7 Masalah Mendorong Koalisi Protes Keras ke Pemerintah
Terbaru

7 Masalah Mendorong Koalisi Protes Keras ke Pemerintah

Seperti reformasi yang berjalan jauh dari harapan, penyelewenangan pemberantasan KKN dengan merevisi UU KPK, pembatasan kebebasan berekspresi dan akademik hingga kekacauan kehidupan berbangsa di berbagai bidang.

Oleh:
Ady Thea DA
Bacaan 4 Menit
Koalisi Masyarakat Sipil menggelar konferensi pers dan pembacaan Maklumat Protes Rakyat Indonesia, Kamis (9/2/2023). Foto: ADY
Koalisi Masyarakat Sipil menggelar konferensi pers dan pembacaan Maklumat Protes Rakyat Indonesia, Kamis (9/2/2023). Foto: ADY

Koalisi masyarakat sipil yang terdiri lebih dari 60 organisasi mulai dari aktivis Hak Asasi Manusia (HAM) dan lingkungan, lembaga bantuan hukum, serikat buruh, petani, nelayan, masyarakat hukum adat, mahasiswa dan elemen lainnya melayangkan protes keras kepada pemerintah dan DPR. Penyebabnya, antara lain kebijakan dan regulasi yang dihasilkan dinilai tidak sesuai dengan konstitusi, mengabaikan kepentingan rakyat dan mengutamakan urusan oligarki, serta kekuasaan.

Wakil Ketua Bidang Advoksi dan Jaringan YLBHI, Arif Maulana mengatakan di penghujung 2022 pemerintahan Joko Widodo menerbitkan Peraturan Pemerintah Pengganti Undang-Undang (Perppu) No.2 Tahun 2022 tentang Cipta Kerja. Materi muatannya sebagian besar sama dengan UU No.11 Tahun 2022 tentang Cipta Kerja yang dinyatakan inkonstitusional bersyarat oleh Mahkamah Konstitusi (MK) melalui putusan No.91/PUU-XVIII/2020.

Cara pemerintah ‘mengakali’ perintah MK melalui putusan 91/PUU-XVIII/2020 agar memperbaiki UU 11/2020 dengan menerbitkan Perppu 2/2022 sebagai bentuk pembangkangan terhadap konstitusi alias constitutional disobedience. Koalisi pun menilai selain pembangkangan, juga sebagai penghianatan atau kudeta serta menunjukan otoritarianisme pemerintahan.

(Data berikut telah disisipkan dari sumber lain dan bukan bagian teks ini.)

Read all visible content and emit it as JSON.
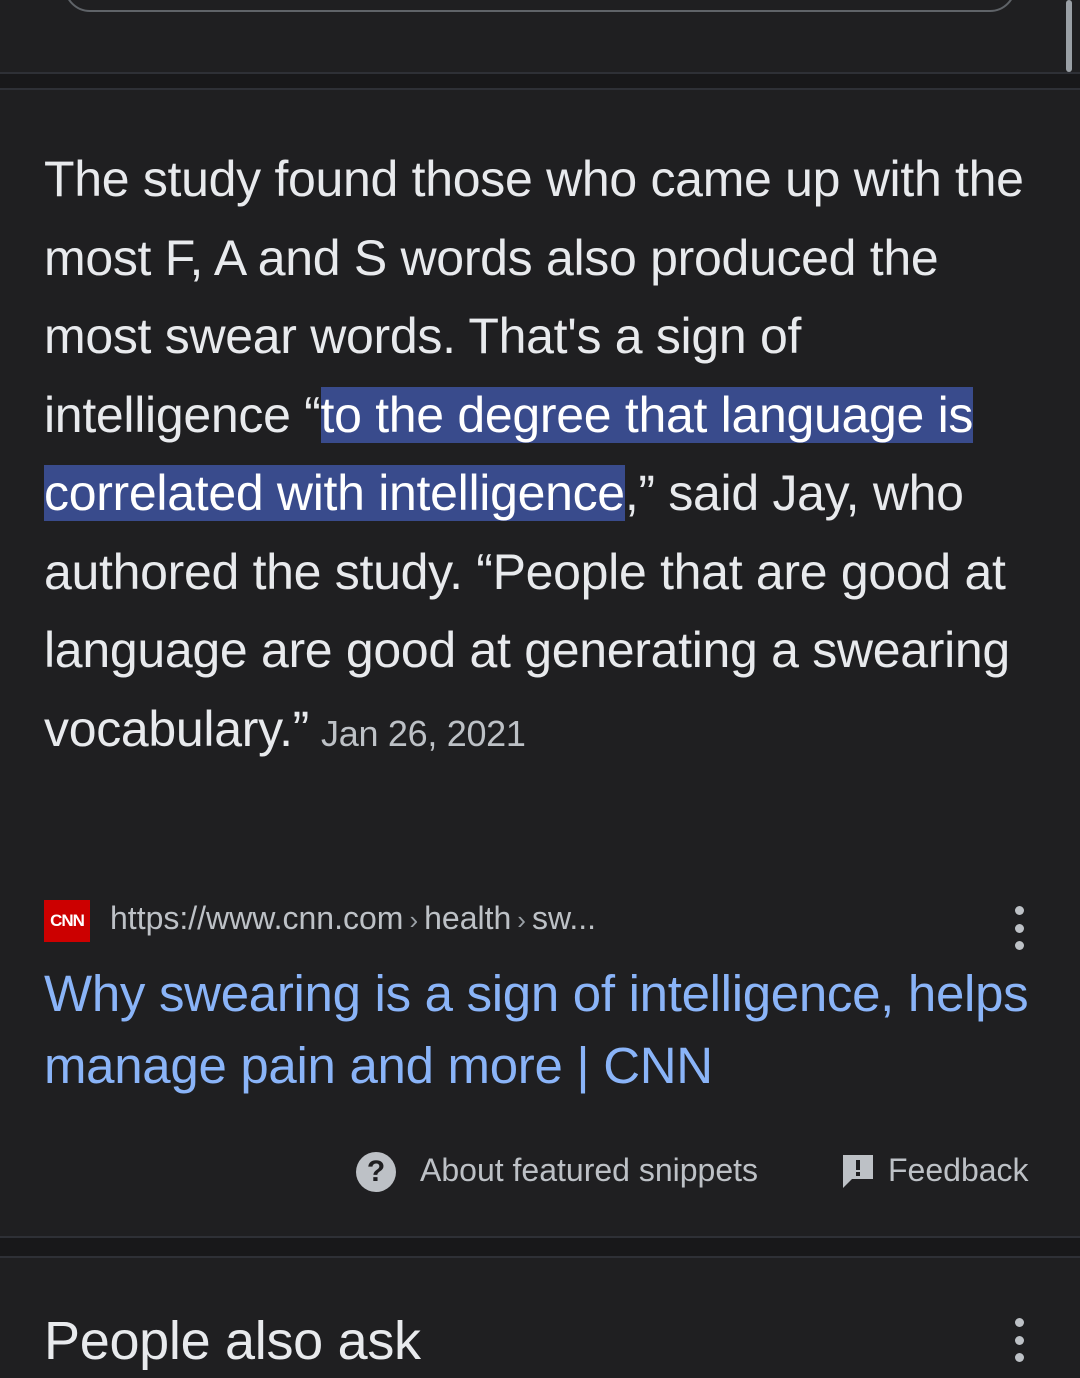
{
  "snippet": {
    "text_before": "The study found those who came up with the most F, A and S words also produced the most swear words. That's a sign of intelligence “",
    "highlight": "to the degree that language is correlated with intelligence",
    "text_after": ",” said Jay, who authored the study. “People that are good at language are good at generating a swearing vocabulary.”",
    "date": "Jan 26, 2021"
  },
  "source": {
    "favicon_text": "CNN",
    "url_base": "https://www.cnn.com",
    "url_path_1": "health",
    "url_path_2": "sw...",
    "separator": "›",
    "title": "Why swearing is a sign of intelligence, helps manage pain and more | CNN"
  },
  "footer": {
    "about_label": "About featured snippets",
    "help_glyph": "?",
    "feedback_label": "Feedback"
  },
  "people_also_ask": {
    "title": "People also ask"
  },
  "colors": {
    "background": "#1f1f21",
    "text": "#e8eaed",
    "link": "#8ab4f8",
    "highlight": "#394b8c",
    "cnn_red": "#cc0000"
  }
}
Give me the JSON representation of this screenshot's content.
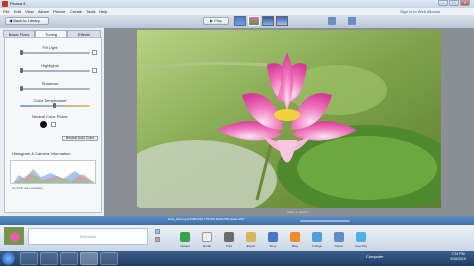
{
  "window": {
    "title": "Picasa 3",
    "close": "x"
  },
  "menu": [
    "File",
    "Edit",
    "View",
    "Album",
    "Picture",
    "Create",
    "Tools",
    "Help"
  ],
  "account": {
    "signin": "Sign in to Web Albums"
  },
  "toolbar": {
    "back_label": "Back to Library",
    "play_label": "Play"
  },
  "tabs": [
    "Basic Fixes",
    "Tuning",
    "Effects"
  ],
  "tuning": {
    "fill_light": "Fill Light",
    "highlights": "Highlights",
    "shadows": "Shadows",
    "color_temperature": "Color Temperature",
    "neutral_color_picker": "Neutral Color Picker",
    "neutral_button": "Neutral Auto Color"
  },
  "histogram": {
    "title": "Histogram & Camera Information",
    "note": "No EXIF data available"
  },
  "photo": {
    "caption": "Make a caption!"
  },
  "status": {
    "file": "lotus_flower.jpg  9/28/2010 7:56 PM  1024x768 pixels  25%"
  },
  "tray": {
    "placeholder": "Selection"
  },
  "actions": [
    "Upload",
    "Email",
    "Print",
    "Export",
    "Shop",
    "Blog",
    "Collage",
    "Movie",
    "Geo-Tag"
  ],
  "taskbar": {
    "computer": "Computer",
    "time": "7:24 PM",
    "date": "9/28/2010"
  },
  "colors": {
    "accent": "#3d6ea8",
    "close": "#c84a35",
    "taskbar": "#1f3c63"
  }
}
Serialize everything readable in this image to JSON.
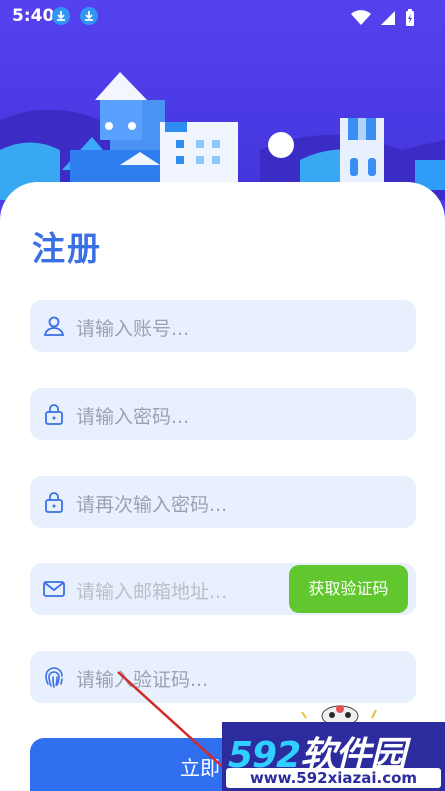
{
  "status_bar": {
    "time": "5:40"
  },
  "form": {
    "title": "注册",
    "account_placeholder": "请输入账号...",
    "password_placeholder": "请输入密码...",
    "confirm_password_placeholder": "请再次输入密码...",
    "email_placeholder": "请输入邮箱地址...",
    "get_code_label": "获取验证码",
    "code_placeholder": "请输入验证码...",
    "submit_label": "立即"
  },
  "watermark": {
    "title_num": "592",
    "title_text": "软件园",
    "url": "www.592xiazai.com"
  },
  "colors": {
    "header": "#4b3be6",
    "accent": "#3b6fe6",
    "field_bg": "#e8effd",
    "code_button": "#60c82e"
  }
}
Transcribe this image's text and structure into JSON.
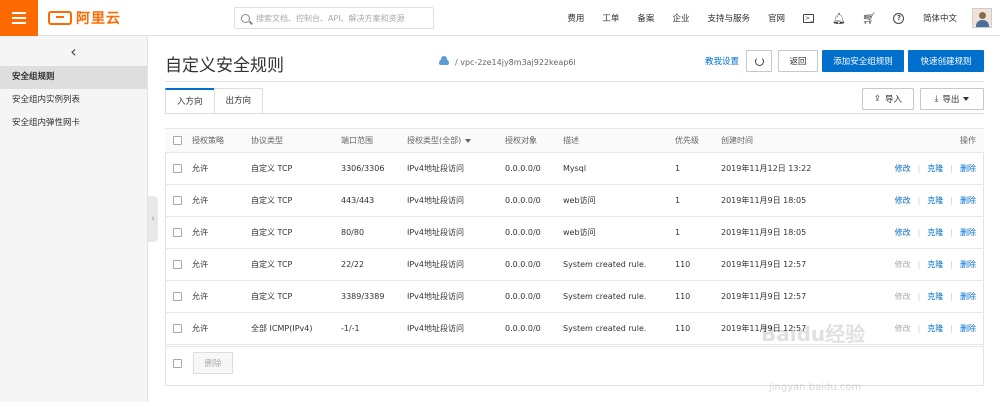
{
  "topbar": {
    "logo_text": "阿里云",
    "search_placeholder": "搜索文档、控制台、API、解决方案和资源",
    "nav": [
      "费用",
      "工单",
      "备案",
      "企业",
      "支持与服务",
      "官网"
    ],
    "language": "简体中文",
    "icons": [
      "terminal-icon",
      "bell-icon",
      "cart-icon",
      "help-icon"
    ]
  },
  "sidebar": {
    "back_glyph": "‹",
    "items": [
      {
        "label": "安全组规则",
        "active": true
      },
      {
        "label": "安全组内实例列表",
        "active": false
      },
      {
        "label": "安全组内弹性网卡",
        "active": false
      }
    ]
  },
  "header": {
    "title": "自定义安全规则",
    "vpc_path": "/ vpc-2ze14jy8m3aj922keap6l",
    "help_link": "教我设置",
    "back_button": "返回",
    "add_rule_button": "添加安全组规则",
    "quick_create_button": "快速创建规则"
  },
  "tabs": [
    {
      "label": "入方向",
      "active": true
    },
    {
      "label": "出方向",
      "active": false
    }
  ],
  "toolbar": {
    "import_label": "导入",
    "export_label": "导出"
  },
  "table": {
    "columns": [
      "授权策略",
      "协议类型",
      "端口范围",
      "授权类型(全部)",
      "授权对象",
      "描述",
      "优先级",
      "创建时间",
      "操作"
    ],
    "rows": [
      {
        "policy": "允许",
        "protocol": "自定义 TCP",
        "port": "3306/3306",
        "auth_type": "IPv4地址段访问",
        "auth_object": "0.0.0.0/0",
        "desc": "Mysql",
        "priority": "1",
        "created": "2019年11月12日 13:22",
        "edit": "修改",
        "clone": "克隆",
        "delete": "删除",
        "edit_disabled": false
      },
      {
        "policy": "允许",
        "protocol": "自定义 TCP",
        "port": "443/443",
        "auth_type": "IPv4地址段访问",
        "auth_object": "0.0.0.0/0",
        "desc": "web访问",
        "priority": "1",
        "created": "2019年11月9日 18:05",
        "edit": "修改",
        "clone": "克隆",
        "delete": "删除",
        "edit_disabled": false
      },
      {
        "policy": "允许",
        "protocol": "自定义 TCP",
        "port": "80/80",
        "auth_type": "IPv4地址段访问",
        "auth_object": "0.0.0.0/0",
        "desc": "web访问",
        "priority": "1",
        "created": "2019年11月9日 18:05",
        "edit": "修改",
        "clone": "克隆",
        "delete": "删除",
        "edit_disabled": false
      },
      {
        "policy": "允许",
        "protocol": "自定义 TCP",
        "port": "22/22",
        "auth_type": "IPv4地址段访问",
        "auth_object": "0.0.0.0/0",
        "desc": "System created rule.",
        "priority": "110",
        "created": "2019年11月9日 12:57",
        "edit": "修改",
        "clone": "克隆",
        "delete": "删除",
        "edit_disabled": true
      },
      {
        "policy": "允许",
        "protocol": "自定义 TCP",
        "port": "3389/3389",
        "auth_type": "IPv4地址段访问",
        "auth_object": "0.0.0.0/0",
        "desc": "System created rule.",
        "priority": "110",
        "created": "2019年11月9日 12:57",
        "edit": "修改",
        "clone": "克隆",
        "delete": "删除",
        "edit_disabled": true
      },
      {
        "policy": "允许",
        "protocol": "全部 ICMP(IPv4)",
        "port": "-1/-1",
        "auth_type": "IPv4地址段访问",
        "auth_object": "0.0.0.0/0",
        "desc": "System created rule.",
        "priority": "110",
        "created": "2019年11月9日 12:57",
        "edit": "修改",
        "clone": "克隆",
        "delete": "删除",
        "edit_disabled": true
      }
    ],
    "bulk_delete": "删除"
  },
  "watermark": {
    "main": "Baidu经验",
    "sub": "jingyan.baidu.com"
  },
  "colors": {
    "brand": "#ff6a00",
    "primary": "#0070cc"
  }
}
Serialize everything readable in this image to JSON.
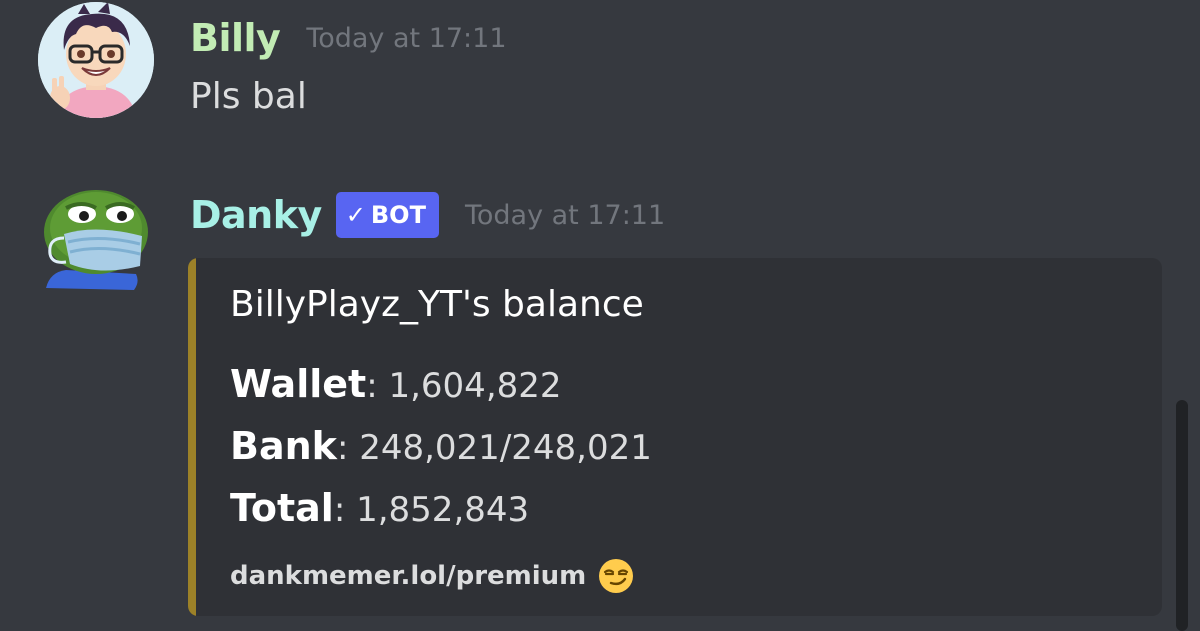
{
  "messages": [
    {
      "author": "Billy",
      "timestamp": "Today at 17:11",
      "content": "Pls bal",
      "author_color": "#c2ecb4"
    },
    {
      "author": "Danky",
      "bot_tag": "BOT",
      "timestamp": "Today at 17:11",
      "author_color": "#a8f0e6",
      "embed": {
        "title": "BillyPlayz_YT's balance",
        "accent_color": "#9c8128",
        "fields": [
          {
            "name": "Wallet",
            "separator": ":",
            "value": " 1,604,822"
          },
          {
            "name": "Bank",
            "separator": ":",
            "value": " 248,021/248,021"
          },
          {
            "name": "Total",
            "separator": ":",
            "value": " 1,852,843"
          }
        ],
        "footer": "dankmemer.lol/premium",
        "footer_emoji": "smirking-face-emoji"
      }
    }
  ],
  "icons": {
    "billy_avatar": "cartoon-boy-avatar",
    "danky_avatar": "pepe-frog-mask-avatar",
    "verified": "checkmark-icon"
  }
}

“Gejala otorianisme pemerintahan ini penting dibaca dari rangkaian panjang dan konsisten yang membuat rakyat semakin khawatir,” ujarnya dalam konferensi pers dan pembacaan Maklumat Protes Rakyat Indonesia, di Gedung YLBHI Jakarta, Kamis (9/2/2023).

Baca Juga:

Arif mencatat setidaknya ada 7 masalah menjadi penyebab koalisi melayangkan protes keras ke pemerintah dan DPR. Pertama, reformasi merupakan puncak dari rangkaian panjang perjuangan masyarakat sipil dan menghasilkan suatu konsensus nasional yang amat penting dalam berbagai bidang. Misalnya, menghapuskan segala bentuk Korupsi, Kolusi dan Nepotisme (KKN), memberikan jaminan lebih terhadap HAM, menerapkan demokrasi yang lebih partisipatif dan pemerataan dalam bidang ekonomi. Tapi setelah hampir seperempat abad berjalan, cita-cita reformasi tak kunjung terwujud, sebaliknya malah makin jauh dari harapan dari yang pernah disuarakan mahasiswa pada 2019 dengan tagline #ReformasiDikorupsi.

Kedua, penyelewengan di bidang pemberantasan KKN dilakukan dengan cara merevisi UU No.30 Tahun 2022 tentang KPK menjadi UU No.19 Tahun 2019. Hasil dari revisi UU 30/2022 malah melemahkan fungsi KPK dalam pemberantasan korupsi. Selain itu, menyingkirkan pegawai-pegawai yang berani dan jujur, ajakan untuk tidak lagi melakukan operasi tangkap tangan (OTT) dan membiarkan penyelewengan Kepala Desa agar tidak ditindak oleh Kejaksaan. Kemudian pemanfaatan jabatan publik untuk kepentingan pribadi, keluarga, dan kerabat demi membangun ‘kerajaan keluarga’.